Lunchtable TV Talk: Shameless


In a hazy and unpleasant summer spent largely in Berlin a few years ago, I was exposed to the original UK version of Shameless, which I did not care for at all. The US version of Shameless, on the other hand, I enjoyed right away, although I found it to be both bawdy with its off-color jokes, and difficult, digging into struggles with poverty, family problems, mental illness and identity. It has always been reliably entertaining, but the third and fourth seasons really kicked it into high gear.

In the lead-up to the new season of Shameless (already season six!), I have been thinking about how it developed into the confident, moving and human show it is. Its real power surfaced through deeply compelling characters whose backgrounds, full of imperfections and flaws, have been fully fleshed out to make the characters into real people: the Gallagher family. A drunken, drug-addled patriarch, Frank, malingers and manipulates as a narcissistic leech with no concern whatsoever about his family of six kids – Fiona, Lip, Ian, Carl, Debbie and Liam.

It would be easy to give in to the urge to shame Fiona Gallagher, the young, accidental “matriarch” figure who has always held it together to make sure the family is cared for and bills are paid. She had to take on all the responsibilities when it was clear that Frank wouldn’t, and their mother, Monica, was mentally ill (and left them). She had a lot dumped on her and never had her own childhood. So… when Fiona lost it, she really lost it… and in doing so, let everyone in the family down. But when you consider that Fiona was thrust into her role when she was just a child herself, it’s a bit easier to understand how she would act out. And keep making mistakes. And why the consequences are so much more devastating. Her role models/examples have continued to fuck up in worse ways than she could ever do (although her criminally manipulative, ne’er-do-well father, Frank, commits crimes, misdemeanors and trespasses and always seems to get away with all of his hijinks, depravity and dereliction). But for Fiona, the stakes are higher – always higher.

Fiona’s second-in-command, Lip, is a self-destructive genius who steps up to the plate when he needs to. Ian is another story (see the next paragraph). Carl is a not-too-smart would-be criminal (any smarts he has are used for scheming). Debbie has low self-esteem as she hits puberty and falls into some of the stereotypical traps (seeking out a sex to boost self-esteem, getting pregnant purposely to feel “loved”). Liam is a baby/toddler and is only interesting in that 1. he is black and no one knows or cares why, 2. he has to be cared for, and the challenges of rearing him play into larger plot points.

I would not be exaggerating, though, to say that the show turned a corner and became great in its telling of the Ian and Mickey story. Ian is the sensitive one in the family, very caring and yet rule abiding (he wants to join the military).

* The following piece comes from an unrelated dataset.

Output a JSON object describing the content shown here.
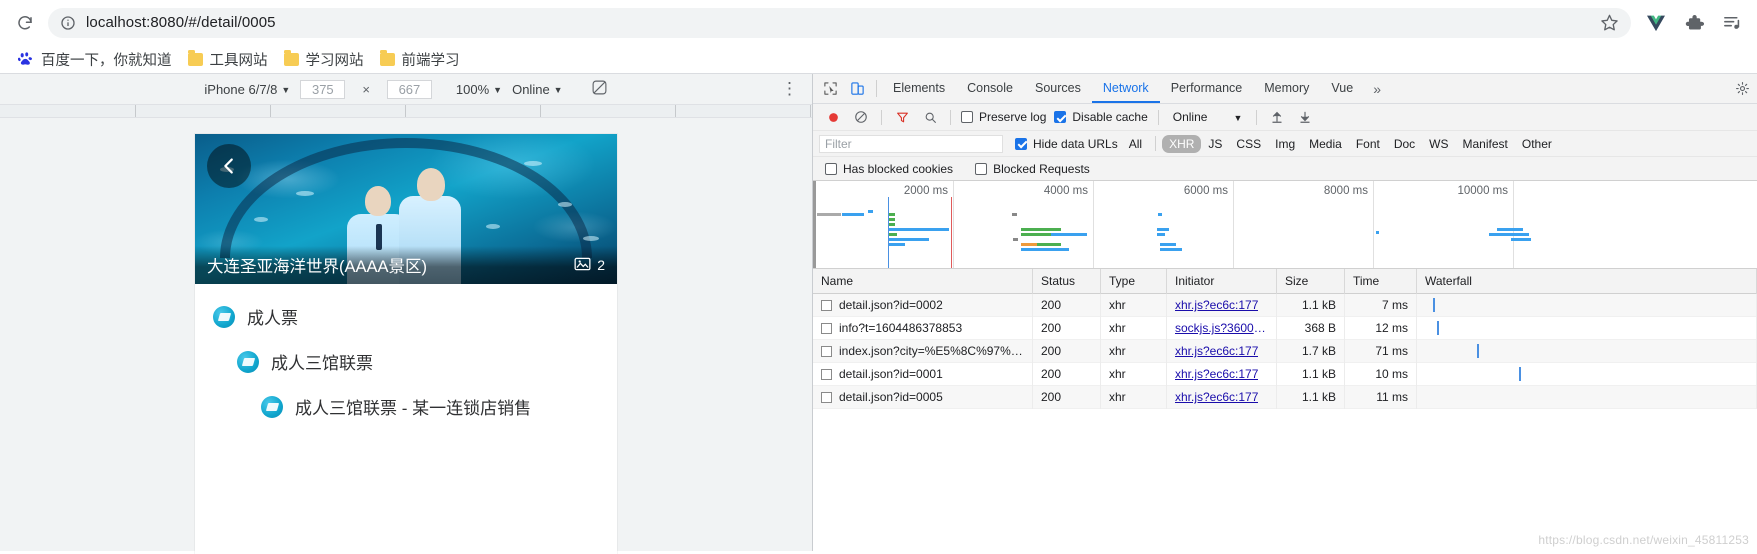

He is also gay, which the family knows about and supports. During the run of the show, he falls in love with a tough and totally closeted neighborhood guy, Mickey Milkovich. I could rehash the way his coming out story unfolded when he realizes he is in love with Ian, but it’s better to watch. It’s also been written about in the perfect way. The deft handling of both the coming out and the subsequent relationship, which has been tested not just by the societal constraints of who the two of them are but also by the emergence of Ian’s mental illness, is nothing short of the best TV has to offer.

It is not necessarily fair to focus only on the core cast of characters because some of the supporting characters are essential – the neighbors/friends, Kevin and Veronica, are rich, viable stories of their own. Sheila, the agoraphobic mother of Lip’s disturbed girlfriend Karen and eventual paramour for Frank, is unassailably… weird. Some supporting parts are less effective (Frank’s daughter Sammi and her son Chuckie) even if they were important to the plot. But all the supporting parts hold the viewer’s attention and get the story where it needs to go.

But no supporting role(s) have been as key as the Milkovich family. Partly the sister Mandy, who is pivotal in Lip’s life – demanding that he live up to his potential (since he seems to be the only one in the neighborhood who has any). But most crucially, Mickey, because he and his relationship with and love for Ian form the real heart of the entire show. Others are the body and hold things together, Ian and Mickey are the heart.

I could ramble – clearly I already am. Some shows are good, and I write about them because I pick out one or two remarkable parts that strike me particularly deeply. In this case, though, it’s the whole package.